Consider the interval I=[6,7.6]. Break I into four subintervals of length 0.4, namely the four subintervals
[6,6.4],[6.4,6.8],[6.8,7.2],[7.2,7.6].
Suppose that f(6)=19, f′(6)=0, f′(6.4)=−0.5, f′(6.8)=−0.1, and f′(7.2)=−0.1. What is the approximate value of f(7.6)?
To approximate the value of f(7.6) based on the given information, we will use the concept of the tangent line approximation or the linear approximation. This method relies on the linear behavior of the function that can be described by its derivative (slope). Here's how we can proceed step-by-step:
1. Identify the subinterval that contains the point 7.6, which in this case is [7.2, 7.6]. Since the given information does not provide the value of f′(7.6), we will assume that the derivative remains constant within this subinterval and use the value of f′(7.2) as an approximation.

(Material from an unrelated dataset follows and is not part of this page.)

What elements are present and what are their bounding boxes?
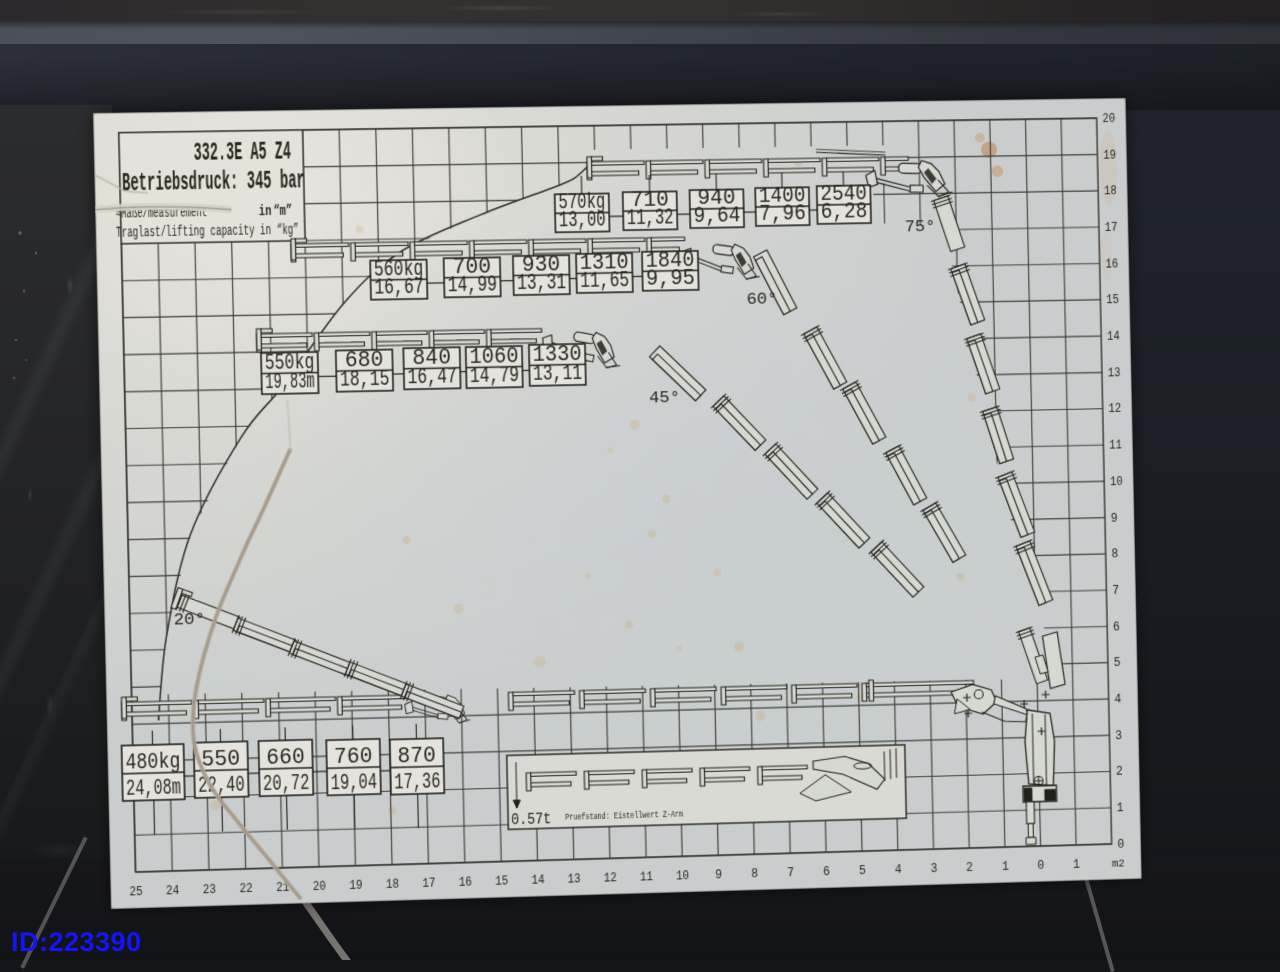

2. Apply the linear approximation formula: Δy = f(x) - f(a) ≈ f′(a) * Δx, where Δy is the change in the function value, f(x) is the actual value at x, f(a) is the known value at a, f′(a) is the derivative at a, and Δx is the difference in x-values.
3. Calculate Δx, which is the difference between the upper bound of the targeted subinterval and the lower bound of the same subinterval: Δx = 7.6 - 7.2 = 0.4.
4. Substitute the values into the formula: Δy ≈ f′(7.2) * 0.4.
5. Compute the approximation: Δy = -0.1 * 0.4 = -0.04.
6. Finally, add the approximation to the known value at the lower bound of the targeted subinterval, f(7.2): f(7.6) ≈ f(7.2) + Δy = f(7.2) - 0.04.
Given that f(7.2) is not provided in the question, we are unable to compute the exact value of f(7.6). But with the given information, we can provide the approximate value of f(7.6) by adding -0.04 to f(7.2).